Assessment of cell viability and integrity.
Cell viability was assessed in H9c2 cells as previously described (Mickuviene et al., 2004). Briefly, 24-well plates were seeded with 1 x 105 cells/well and cultured until they reached 80% confluence prior to treatment with domoic acid (0.05–10µM; 24 h). Cells were fixed by addition of 96% ethanol for 10 min and 1 ml of 0.05% crystal violet in 20% ethanol was added to the wells and allowed to stain for 30 min. Cells were washed gently in PBS (x 4) and the residual dye within the cellular layer was dissolved in 2 ml of 0.1% acetic acid solution in 50% ethanol (3 h). Optical density at 585 nm was recorded on a SpectraMax spectrophotometer and normalized against control untreated (100% viable) cells (Mickuviene et al., 2004). A positive control standard curve was also established using 2–10% DMSO treatment.

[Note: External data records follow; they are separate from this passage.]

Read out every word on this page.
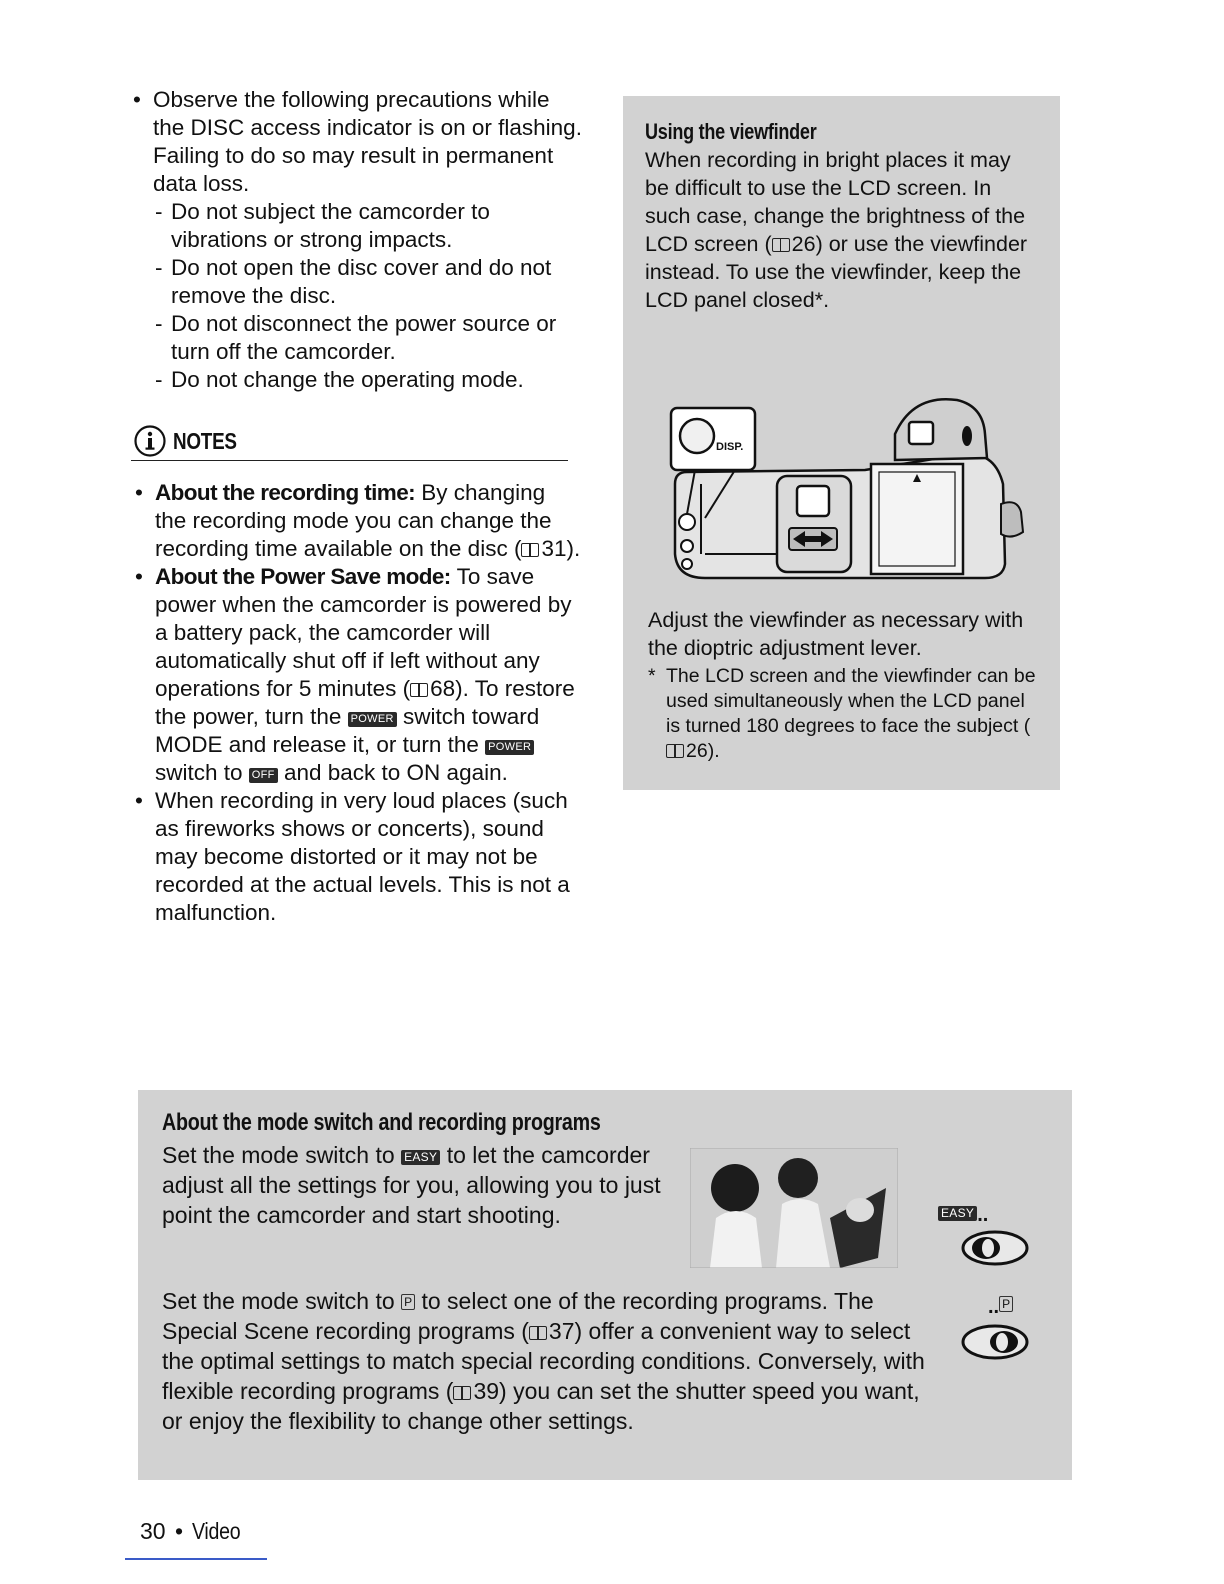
• Observe the following precautions while the DISC access indicator is on or flashing. Failing to do so may result in permanent data loss.
- Do not subject the camcorder to vibrations or strong impacts.
- Do not open the disc cover and do not remove the disc.
- Do not disconnect the power source or turn off the camcorder.
- Do not change the operating mode.
NOTES
• About the recording time: By changing the recording mode you can change the recording time available on the disc ( 31).
• About the Power Save mode: To save power when the camcorder is powered by a battery pack, the camcorder will automatically shut off if left without any operations for 5 minutes ( 68). To restore the power, turn the POWER switch toward MODE and release it, or turn the POWER switch to OFF and back to ON again.
• When recording in very loud places (such as fireworks shows or concerts), sound may become distorted or it may not be recorded at the actual levels. This is not a malfunction.
Using the viewfinder
When recording in bright places it may be difficult to use the LCD screen. In such case, change the brightness of the LCD screen ( 26) or use the viewfinder instead. To use the viewfinder, keep the LCD panel closed*.
DISP.
Adjust the viewfinder as necessary with the dioptric adjustment lever.
* The LCD screen and the viewfinder can be used simultaneously when the LCD panel is turned 180 degrees to face the subject (26).
About the mode switch and recording programs
Set the mode switch to EASY to let the camcorder adjust all the settings for you, allowing you to just point the camcorder and start shooting.	EASY ..
Set the mode switch to P to select one of the recording programs. The Special Scene recording programs ( 37) offer a convenient way to select the optimal settings to match special recording conditions. Conversely, with flexible recording programs ( 39) you can set the shutter speed you want, or enjoy the flexibility to change other settings.
.. P
30 • Video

LDH leakage was assessed as a marker of loss of cellular integrity following exposure of H9c2 cardiomyocyte cells to domoic acid (10µM; 24 h). LDH activity in cell medium was assessed using a commercially available kit (Sigma, NSW, Australia) adapted to a 96-well format as previously described (Adlam et al., 2005). Two hundred and fifty microliters of reaction mixture containing 0.139mM NADH and 4.63mM pyruvate was added to each microplate well, and the reaction was initiated by the addition of 40 µl of cell medium. LDH activity was based on the conversion of NADH to NAD+ and was calculated as the difference between the natural logarithms of the absorbance at 340 nm (A340) at 25°C for three time points; 1, 2, and 3 min. Results were expressed as a percentage of activity in cell lysed with 1% triton X 100.
Preparation of H9c2 homogenates for mitochondrial enzyme analysis.

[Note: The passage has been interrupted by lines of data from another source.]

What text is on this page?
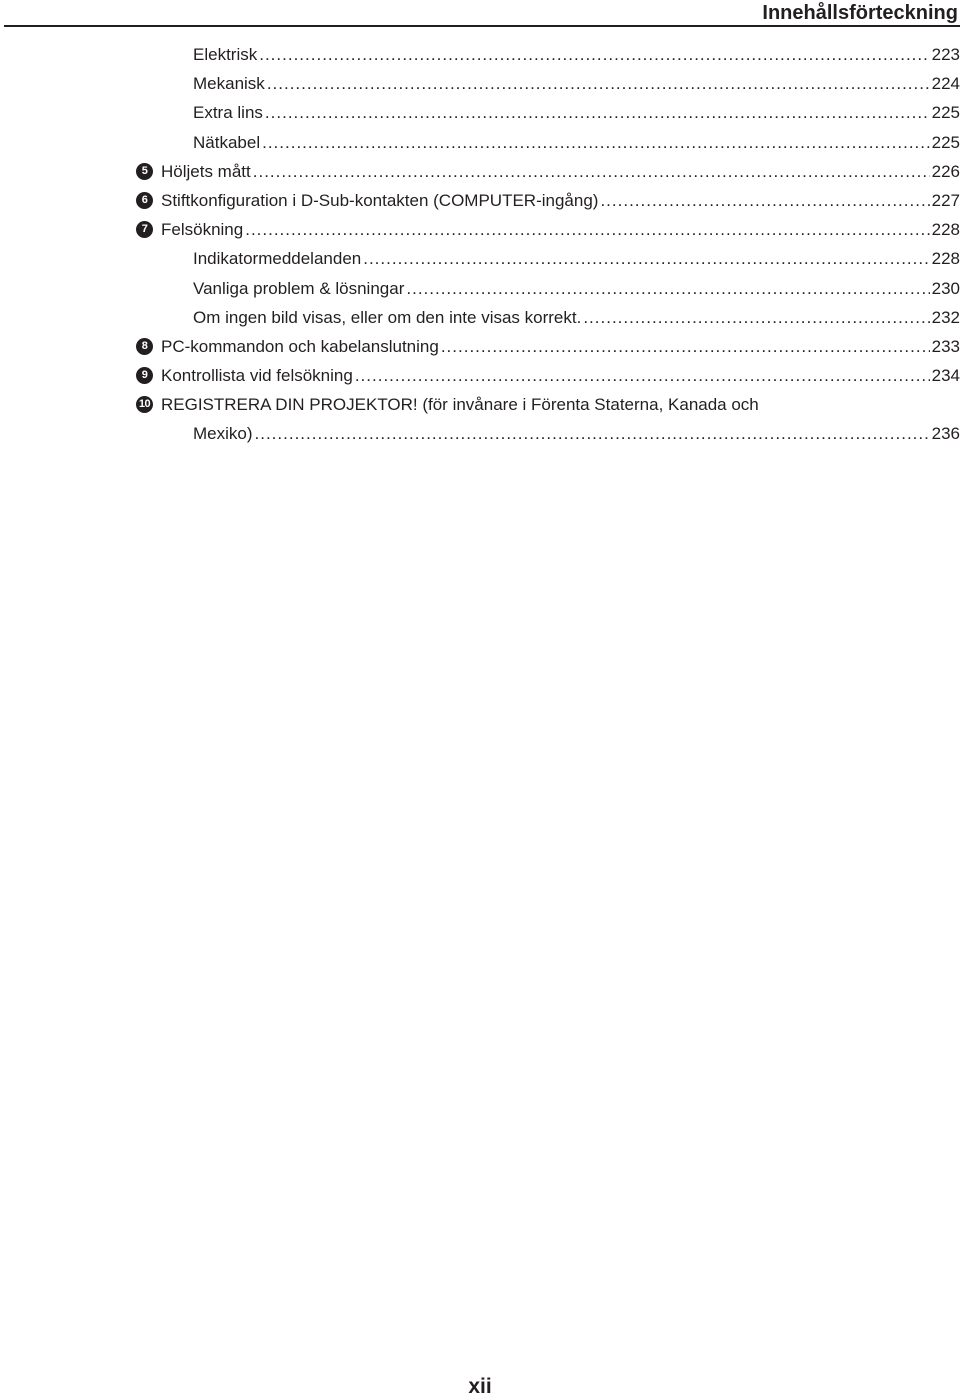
Innehållsförteckning
Elektrisk .....	223
Mekanisk .....	224
Extra lins .....	225
Nätkabel .....	225
5 Höljets mått .....	226
6 Stiftkonfiguration i D-Sub-kontakten (COMPUTER-ingång) .....	227
7 Felsökning .....	228
Indikatormeddelanden .....	228
Vanliga problem & lösningar .....	230
Om ingen bild visas, eller om den inte visas korrekt. .....	232
8 PC-kommandon och kabelanslutning .....	233
9 Kontrollista vid felsökning .....	234
10 REGISTRERA DIN PROJEKTOR! (för invånare i Förenta Staterna, Kanada och
Mexiko) .....	236
xii
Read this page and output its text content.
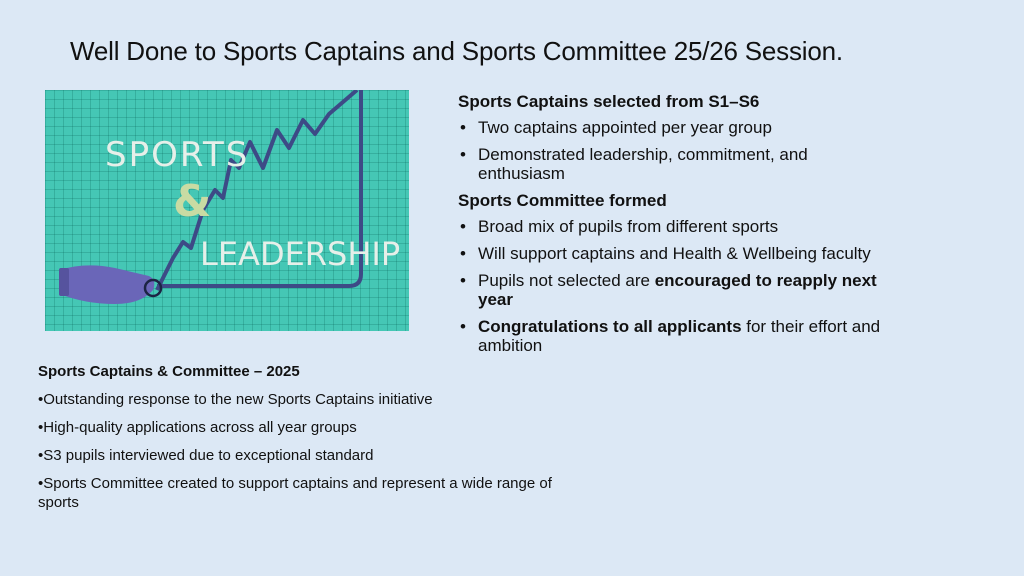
Well Done to Sports Captains and Sports Committee 25/26 Session.
SPORTS
&
LEADERSHIP
Sports Captains selected from S1–S6
• Two captains appointed per year group
• Demonstrated leadership, commitment, and enthusiasm
Sports Committee formed
• Broad mix of pupils from different sports
• Will support captains and Health & Wellbeing faculty
• Pupils not selected are encouraged to reapply next year
• Congratulations to all applicants for their effort and ambition
Sports Captains & Committee – 2025
•Outstanding response to the new Sports Captains initiative
•High-quality applications across all year groups
•S3 pupils interviewed due to exceptional standard
•Sports Committee created to support captains and represent a wide range of sports
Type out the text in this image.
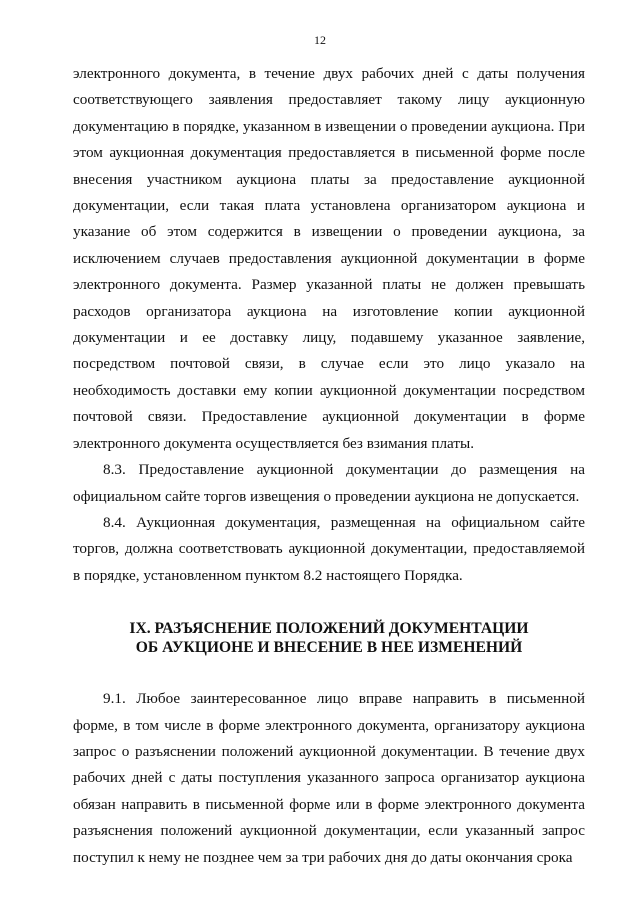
12

электронного документа, в течение двух рабочих дней с даты получения соответствующего заявления предоставляет такому лицу аукционную документацию в порядке, указанном в извещении о проведении аукциона. При этом аукционная документация предоставляется в письменной форме после внесения участником аукциона платы за предоставление аукционной документации, если такая плата установлена организатором аукциона и указание об этом содержится в извещении о проведении аукциона, за исключением случаев предоставления аукционной документации в форме электронного документа. Размер указанной платы не должен превышать расходов организатора аукциона на изготовление копии аукционной документации и ее доставку лицу, подавшему указанное заявление, посредством почтовой связи, в случае если это лицо указало на необходимость доставки ему копии аукционной документации посредством почтовой связи. Предоставление аукционной документации в форме электронного документа осуществляется без взимания платы.

8.3. Предоставление аукционной документации до размещения на официальном сайте торгов извещения о проведении аукциона не допускается.

8.4. Аукционная документация, размещенная на официальном сайте торгов, должна соответствовать аукционной документации, предоставляемой в порядке, установленном пунктом 8.2 настоящего Порядка.

IX. РАЗЪЯСНЕНИЕ ПОЛОЖЕНИЙ ДОКУМЕНТАЦИИ
ОБ АУКЦИОНЕ И ВНЕСЕНИЕ В НЕЕ ИЗМЕНЕНИЙ

9.1. Любое заинтересованное лицо вправе направить в письменной форме, в том числе в форме электронного документа, организатору аукциона запрос о разъяснении положений аукционной документации. В течение двух рабочих дней с даты поступления указанного запроса организатор аукциона обязан направить в письменной форме или в форме электронного документа разъяснения положений аукционной документации, если указанный запрос поступил к нему не позднее чем за три рабочих дня до даты окончания срока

Cells were seeded at 5 x 105 cells/cm2 so as to reach 80% confluence in 48 h prior to incubation in the presence of PBS or 10µM domoic acid (24 h; 37°C; 10% CO2). Untreated cells served as controls (n = 5).
Following the 24-h incubation period, cells were trypsinized and washed three times by suspending in PBS and centrifuging (126 x g; 4 min; 4°C) before finally being resuspended in 1 ml of PBS and pelleted down (126 x g; 4 min; 4°C). Recovered cells (resuspended in 100 µl of mitochondrial isolation media) were freeze/thawed in liquid nitrogen (x 3) in order to ensure complete cellular and mitochondrial lysis. Cellular protein concentrations were assayed using the microplate adaptation of the method of Lowry outlined above. Cellular lysates were diluted in mitochondrial isolation buffer to 1 mg/ml final protein concentration and mitochondrial complex enzyme assays conducted as described above.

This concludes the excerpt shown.